Directions: Add the following numbers.

Three out of the six problems are done correctly, even though Irma seems to use an incorrect strategy systematically on all six problems.
Irma’s math homework about two-digit addition
42 + 59 ̲ 911 23 + 54 ̲ 77 11 + 48 ̲ 59 47 + 23 ̲ 610 97 + 64 ̲ 1511 41 + 27 ̲ 68

Behaviorism: reinforcement for wrong strategies

One possible approach comes from the behaviorist theory discussed in [link] . Irma may persist with the single-digit strategy because it has been reinforced a lot in the past. Maybe she was rewarded so much for adding single-digit numbers ( 3+5, 7+8 etc.) correctly that she generalized this skill to two-digit problems—in fact over generalized it. This explanation is plausible because she would still get many two-digit problems right, as you can confirm by looking at it. In behaviorist terms, her incorrect strategy would still be reinforced, but now only on a “partial schedule of reinforcement”. As I pointed out in [link] , partial schedules are especially slow to extinguish, so Irma persists seemingly indefinitely with treating two-digit problems as if they were single-digit problems.

From the point of view of behaviorism, changing Irma’s behavior is tricky since the desired behavior (borrowing correctly) rarely happens and therefore cannot be reinforced very often. It might therefore help for the teacher to reward behaviors that compete directly with Irma’s inappropriate strategy. The teacher might reduce credit for simply finding the correct answer, for example, and increase credit for a student showing her work—including the work of carrying digits forward correctly. Or the teacher might make a point of discussing Irma’s math work with Irma frequently, so as to create more occasions when she can praise Irma for working problems correctly.
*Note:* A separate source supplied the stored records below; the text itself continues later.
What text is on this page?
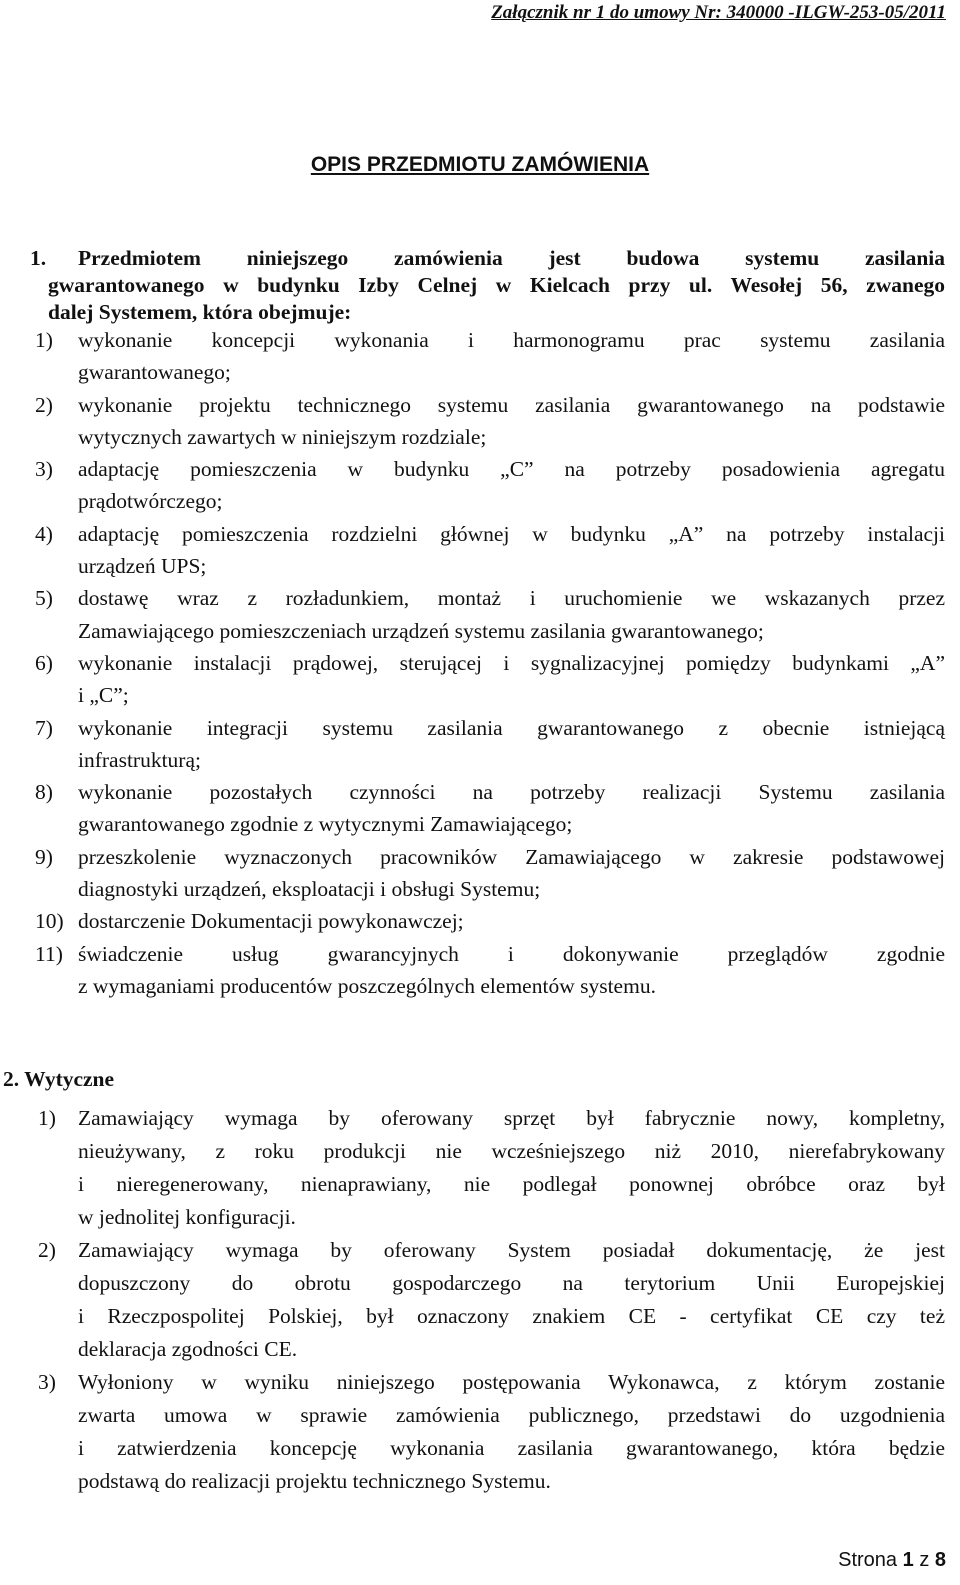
Załącznik nr 1 do umowy Nr: 340000 -ILGW-253-05/2011
OPIS PRZEDMIOTU ZAMÓWIENIA
1. Przedmiotem niniejszego zamówienia jest budowa systemu zasilania
gwarantowanego w budynku Izby Celnej w Kielcach przy ul. Wesołej 56, zwanego
dalej Systemem, która obejmuje:
1) wykonanie koncepcji wykonania i harmonogramu prac systemu zasilania
gwarantowanego;
2) wykonanie projektu technicznego systemu zasilania gwarantowanego na podstawie
wytycznych zawartych w niniejszym rozdziale;
3) adaptację pomieszczenia w budynku „C” na potrzeby posadowienia agregatu
prądotwórczego;
4) adaptację pomieszczenia rozdzielni głównej w budynku „A” na potrzeby instalacji
urządzeń UPS;
5) dostawę wraz z rozładunkiem, montaż i uruchomienie we wskazanych przez
Zamawiającego pomieszczeniach urządzeń systemu zasilania gwarantowanego;
6) wykonanie instalacji prądowej, sterującej i sygnalizacyjnej pomiędzy budynkami „A”
i „C”;
7) wykonanie integracji systemu zasilania gwarantowanego z obecnie istniejącą
infrastrukturą;
8) wykonanie pozostałych czynności na potrzeby realizacji Systemu zasilania
gwarantowanego zgodnie z wytycznymi Zamawiającego;
9) przeszkolenie wyznaczonych pracowników Zamawiającego w zakresie podstawowej
diagnostyki urządzeń, eksploatacji i obsługi Systemu;
10) dostarczenie Dokumentacji powykonawczej;
11) świadczenie usług gwarancyjnych i dokonywanie przeglądów zgodnie
z wymaganiami producentów poszczególnych elementów systemu.
2. Wytyczne
1) Zamawiający wymaga by oferowany sprzęt był fabrycznie nowy, kompletny,
nieużywany, z roku produkcji nie wcześniejszego niż 2010, nierefabrykowany
i nieregenerowany, nienaprawiany, nie podlegał ponownej obróbce oraz był
w jednolitej konfiguracji.
2) Zamawiający wymaga by oferowany System posiadał dokumentację, że jest
dopuszczony do obrotu gospodarczego na terytorium Unii Europejskiej
i Rzeczpospolitej Polskiej, był oznaczony znakiem CE - certyfikat CE czy też
deklaracja zgodności CE.
3) Wyłoniony w wyniku niniejszego postępowania Wykonawca, z którym zostanie
zwarta umowa w sprawie zamówienia publicznego, przedstawi do uzgodnienia
i zatwierdzenia koncepcję wykonania zasilania gwarantowanego, która będzie
podstawą do realizacji projektu technicznego Systemu.
Strona 1 z 8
Metacognition and responding reflectively

Part of Irma’s problem may be that she is thoughtless about doing her math: the minute she sees numbers on a worksheet, she stuffs them into the first arithmetic procedure that comes to mind. Her learning style, that is, seems too impulsive and not reflective enough, as discussed in [link] . Her style also suggests a failure of metacognition (remember that idea from [link] ?), which is her self-monitoring of her own thinking and its effectiveness. As a solution, the teacher could encourage Irma to think out loud when she completes two-digit problems—literally get her to “talk her way through” each problem. If participating in these conversations was sometimes impractical, the teacher might also arrange for a skilled classmate to take her place some of the time. Cooperation between Irma and the classmate might help the classmate as well, or even improve overall social relationships in the classroom.
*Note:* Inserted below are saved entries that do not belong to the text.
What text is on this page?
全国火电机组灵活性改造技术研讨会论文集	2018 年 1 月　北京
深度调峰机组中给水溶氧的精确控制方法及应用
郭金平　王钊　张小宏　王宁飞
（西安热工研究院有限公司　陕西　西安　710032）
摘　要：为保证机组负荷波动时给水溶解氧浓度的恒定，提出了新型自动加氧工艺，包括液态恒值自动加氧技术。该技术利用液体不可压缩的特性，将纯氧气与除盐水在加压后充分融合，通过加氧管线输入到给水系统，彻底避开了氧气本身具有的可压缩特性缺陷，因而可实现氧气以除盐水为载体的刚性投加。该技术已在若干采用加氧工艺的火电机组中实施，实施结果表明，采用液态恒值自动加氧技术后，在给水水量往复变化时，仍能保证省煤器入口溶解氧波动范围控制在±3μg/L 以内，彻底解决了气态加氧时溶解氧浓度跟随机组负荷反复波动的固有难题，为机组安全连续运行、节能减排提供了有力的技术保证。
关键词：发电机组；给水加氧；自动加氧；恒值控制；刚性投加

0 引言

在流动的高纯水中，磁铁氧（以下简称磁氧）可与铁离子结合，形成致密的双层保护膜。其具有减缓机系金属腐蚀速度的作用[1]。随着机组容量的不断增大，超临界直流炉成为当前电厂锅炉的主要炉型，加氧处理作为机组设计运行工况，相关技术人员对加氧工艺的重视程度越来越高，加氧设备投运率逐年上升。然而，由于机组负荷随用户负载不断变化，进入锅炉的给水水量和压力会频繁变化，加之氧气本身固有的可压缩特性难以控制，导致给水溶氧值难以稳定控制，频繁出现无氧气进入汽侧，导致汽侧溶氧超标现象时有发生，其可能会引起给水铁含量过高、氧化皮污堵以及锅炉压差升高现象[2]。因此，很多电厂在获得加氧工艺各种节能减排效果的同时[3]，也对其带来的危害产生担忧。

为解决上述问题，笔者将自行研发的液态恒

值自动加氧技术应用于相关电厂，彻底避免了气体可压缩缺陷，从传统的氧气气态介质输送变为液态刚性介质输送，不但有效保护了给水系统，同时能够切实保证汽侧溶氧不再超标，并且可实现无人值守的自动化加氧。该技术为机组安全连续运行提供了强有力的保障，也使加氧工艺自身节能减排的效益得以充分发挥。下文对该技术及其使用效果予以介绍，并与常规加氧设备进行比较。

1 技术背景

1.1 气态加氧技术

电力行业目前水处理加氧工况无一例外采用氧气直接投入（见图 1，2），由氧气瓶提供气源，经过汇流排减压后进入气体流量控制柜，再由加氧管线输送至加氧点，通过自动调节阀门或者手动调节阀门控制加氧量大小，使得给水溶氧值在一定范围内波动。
Constructivism, mentoring, and the zone of proximal development

Perhaps Irma has in fact learned how to carry digits forward, but not learned the procedure well enough to use it reliably on her own; so she constantly falls back on the earlier, better-learned strategy of single-digit addition. In that case her problem can be seen in the constructivist terms, like those that I discussed in [link] . In essence, Irma has lacked appropriate mentoring from someone more expert than herself, someone who can create a “zone of proximal development” in which she can display and consolidate her skills more successfully. She still needs mentoring or “assisted coaching” more than independent practice. The teacher can arrange some of this in much the way she encourages to be more reflective, either by working with Irma herself or by arranging for a classmate or even a parent volunteer to do so. In this case, however, whoever serves as mentor should not only listen, but also actively offer Irma help. The help has to be just enough to insure that Irma completes two-digit problems correctly—neither more nor less. Too much help may prevent Irma from taking responsibility for learning the new strategy, but too little may cause her to take the responsibility prematurely.